John Gonzales was born into San Ildefonso Pueblo in June 1955, in the heart of the Bureau of Indian Affairs efforts to merge the tribes into the rest of the American “melting pot.” Shortly after his birth, his family was packed up and relocated to a city on the East Coast. They were off the pueblo for a long time but they never did melt in. Eventually, the whole family returned to San Ildefonso.

John was an exceptional student growing up, earning scholarships and fellowships to Stanford University. He earned his Bachelor of Arts there, then went to MIT where he earned his Masters Degree in City Planning. For the next ten years he served in varying levels of government, including as President of the National Congress of American Indians and as a consultant with the George Bush Administration to establish the National Indian Gaming Commission.

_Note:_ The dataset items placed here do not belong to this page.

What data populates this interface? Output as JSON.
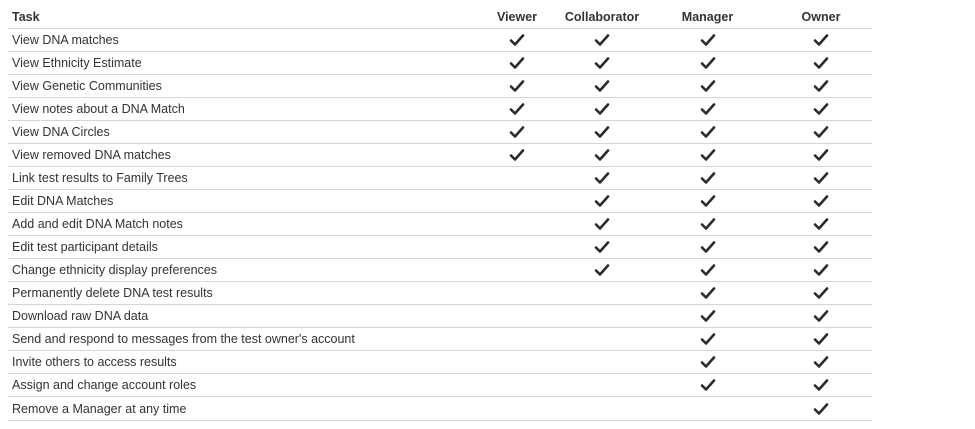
{
  "table": {
    "headers": [
      "Task",
      "Viewer",
      "Collaborator",
      "Manager",
      "Owner"
    ],
    "rows": [
      {
        "task": "View DNA matches",
        "perms": [
          true,
          true,
          true,
          true
        ]
      },
      {
        "task": "View Ethnicity Estimate",
        "perms": [
          true,
          true,
          true,
          true
        ]
      },
      {
        "task": "View Genetic Communities",
        "perms": [
          true,
          true,
          true,
          true
        ]
      },
      {
        "task": "View notes about a DNA Match",
        "perms": [
          true,
          true,
          true,
          true
        ]
      },
      {
        "task": "View DNA Circles",
        "perms": [
          true,
          true,
          true,
          true
        ]
      },
      {
        "task": "View removed DNA matches",
        "perms": [
          true,
          true,
          true,
          true
        ]
      },
      {
        "task": "Link test results to Family Trees",
        "perms": [
          false,
          true,
          true,
          true
        ]
      },
      {
        "task": "Edit DNA Matches",
        "perms": [
          false,
          true,
          true,
          true
        ]
      },
      {
        "task": "Add and edit DNA Match notes",
        "perms": [
          false,
          true,
          true,
          true
        ]
      },
      {
        "task": "Edit test participant details",
        "perms": [
          false,
          true,
          true,
          true
        ]
      },
      {
        "task": "Change ethnicity display preferences",
        "perms": [
          false,
          true,
          true,
          true
        ]
      },
      {
        "task": "Permanently delete DNA test results",
        "perms": [
          false,
          false,
          true,
          true
        ]
      },
      {
        "task": "Download raw DNA data",
        "perms": [
          false,
          false,
          true,
          true
        ]
      },
      {
        "task": "Send and respond to messages from the test owner's account",
        "perms": [
          false,
          false,
          true,
          true
        ]
      },
      {
        "task": "Invite others to access results",
        "perms": [
          false,
          false,
          true,
          true
        ]
      },
      {
        "task": "Assign and change account roles",
        "perms": [
          false,
          false,
          true,
          true
        ]
      },
      {
        "task": "Remove a Manager at any time",
        "perms": [
          false,
          false,
          false,
          true
        ]
      }
    ]
  },
  "icons": {
    "check": "checkmark-icon"
  },
  "colors": {
    "text": "#333333",
    "check": "#2b2b2b",
    "divider": "#d6d6d6"
  }
}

In 1991, John returned home to pueblo life. He needed a change and immersed himself in learning to make pottery the ages-old way. He didn’t realize he’d fall so in love with the Clay Mother that it would be the end of his off-pueblo career.

John’s father, Lorenzo Gonzales, was a well-established potter, having learned from Juanita and Louis “Wo-Peen” Gonzales. Juanita had learned to make pottery from her sister-in-law, Rose Gonzales. Louis was an up-and-coming painter when he lost his right arm in a hunting accident. He later learned to paint with his other hand and passed some of his painting skills on to his children. When John first started to learn to make pottery, he also soon learned that he and Clay Mother worked very well together.

In 1994, John earned the Quail Run Fellowship from the Southwestern Association for Indian Arts. That drew him close to the administration of the Santa Fe Indian Market, serving on the Board of Directors and then as Chairman in 1997. In 1998 he was inducted into the Stanford University American Indian Alumni Hall of Fame.

John has never been much for big exhibitions. He only went to Santa Fe Indian Market as an exhibitor a couple times. Same for his participation at the Heard Museum in Phoenix. He was part of Harvard’s Peabody Essex Museum exhibit Gifts of the Spirit, Works by Nineteenth-Century and Contemporary Native American Artists in 1996-1997.